Nick schaute durch das transparente Kunststoffverdeck. Sein Blick glitt über karges, weites Land. Zu beiden Seiten der Landstraße erstreckte sich die Wüste von Nevada. Bizarre Felsformationen bildeten die einzige Abwechslung in der sandigen Einöde, in der nicht einmal Kakteen gediehen.

»Willst du mir nicht endlich verraten, wohin die Reise geht?«, bohrte Tom.

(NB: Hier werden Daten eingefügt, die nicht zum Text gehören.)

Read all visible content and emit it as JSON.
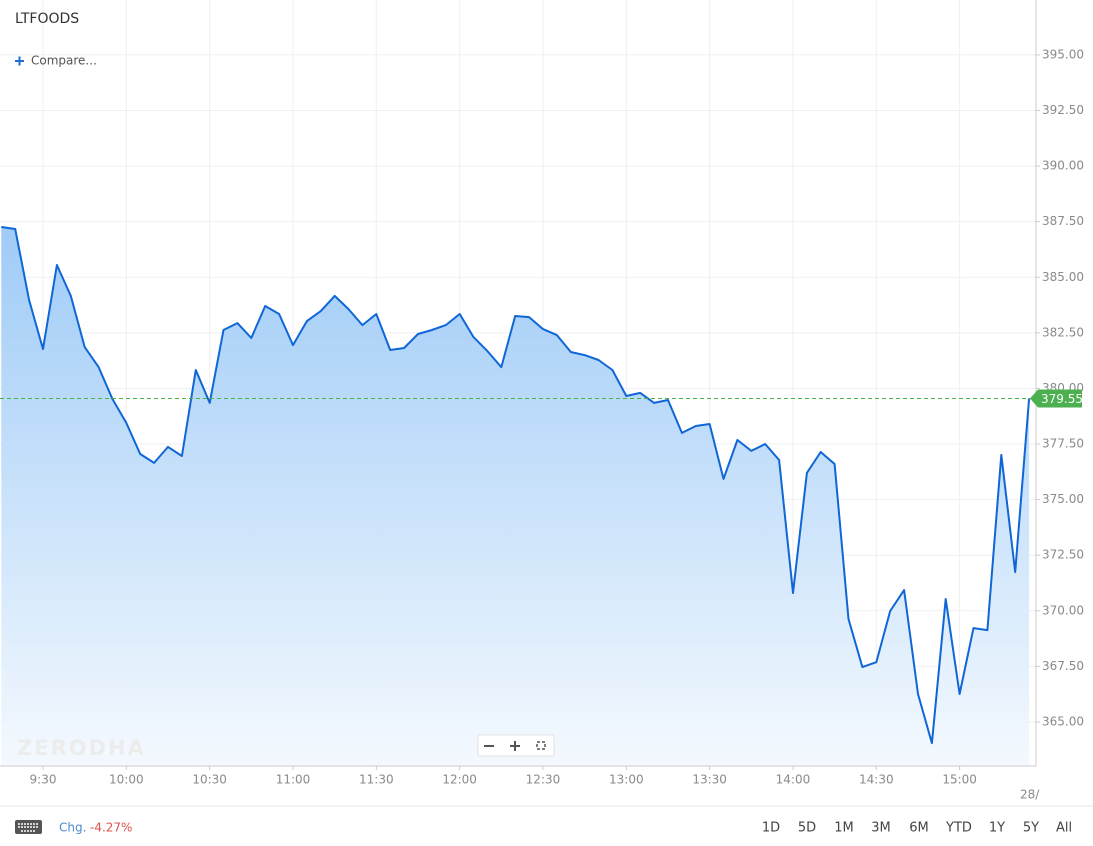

»Sei nicht so neugierig, Tom!«

»Du hast mich zu einer Wochenendfahrt eingeladen. Da ist ein wenig Neugier doch wohl angebracht.« Tom schob seinen Hut in den Nacken und deutete nach draußen, wo die Landschaft vorbeiflog. »Du beabsichtigst hoffentlich nicht, mich das ganze Wochenende durch Nevada zu kutschieren.«

Der Anflug eines Lächelns huschte über Nicks Gesicht. »Ganz bestimmt nicht. Du wirst dich wundern. Bevor wir unsere Reise beendet haben, hast du Landschaften gesehen, von denen du bisher nicht zu träumen wagtest.«

»Was willst du damit sagen? Während meiner Studienzeit habe ich so ziemlich jeden Winkel der Welt gesehen. Ich glaube nicht, dass mich noch etwas überraschen kann.«

»Ich weiß, aber ich rede nicht von unserer guten alten Erde.«

Tom drehte den Kopf. »Wenn du mich in einer deiner stinkenden Raketen zum Mond schleppen willst, muss ich dich enttäuschen. Ohne mich. Was soll ich auf diesem trostlosen Gesteinsbrocken? Darauf habe ich nun wirklich keine Lust.«

Zum Mond – nein, daran dachte Nick nicht. Seine Gedanken eilten in die Vergangenheit.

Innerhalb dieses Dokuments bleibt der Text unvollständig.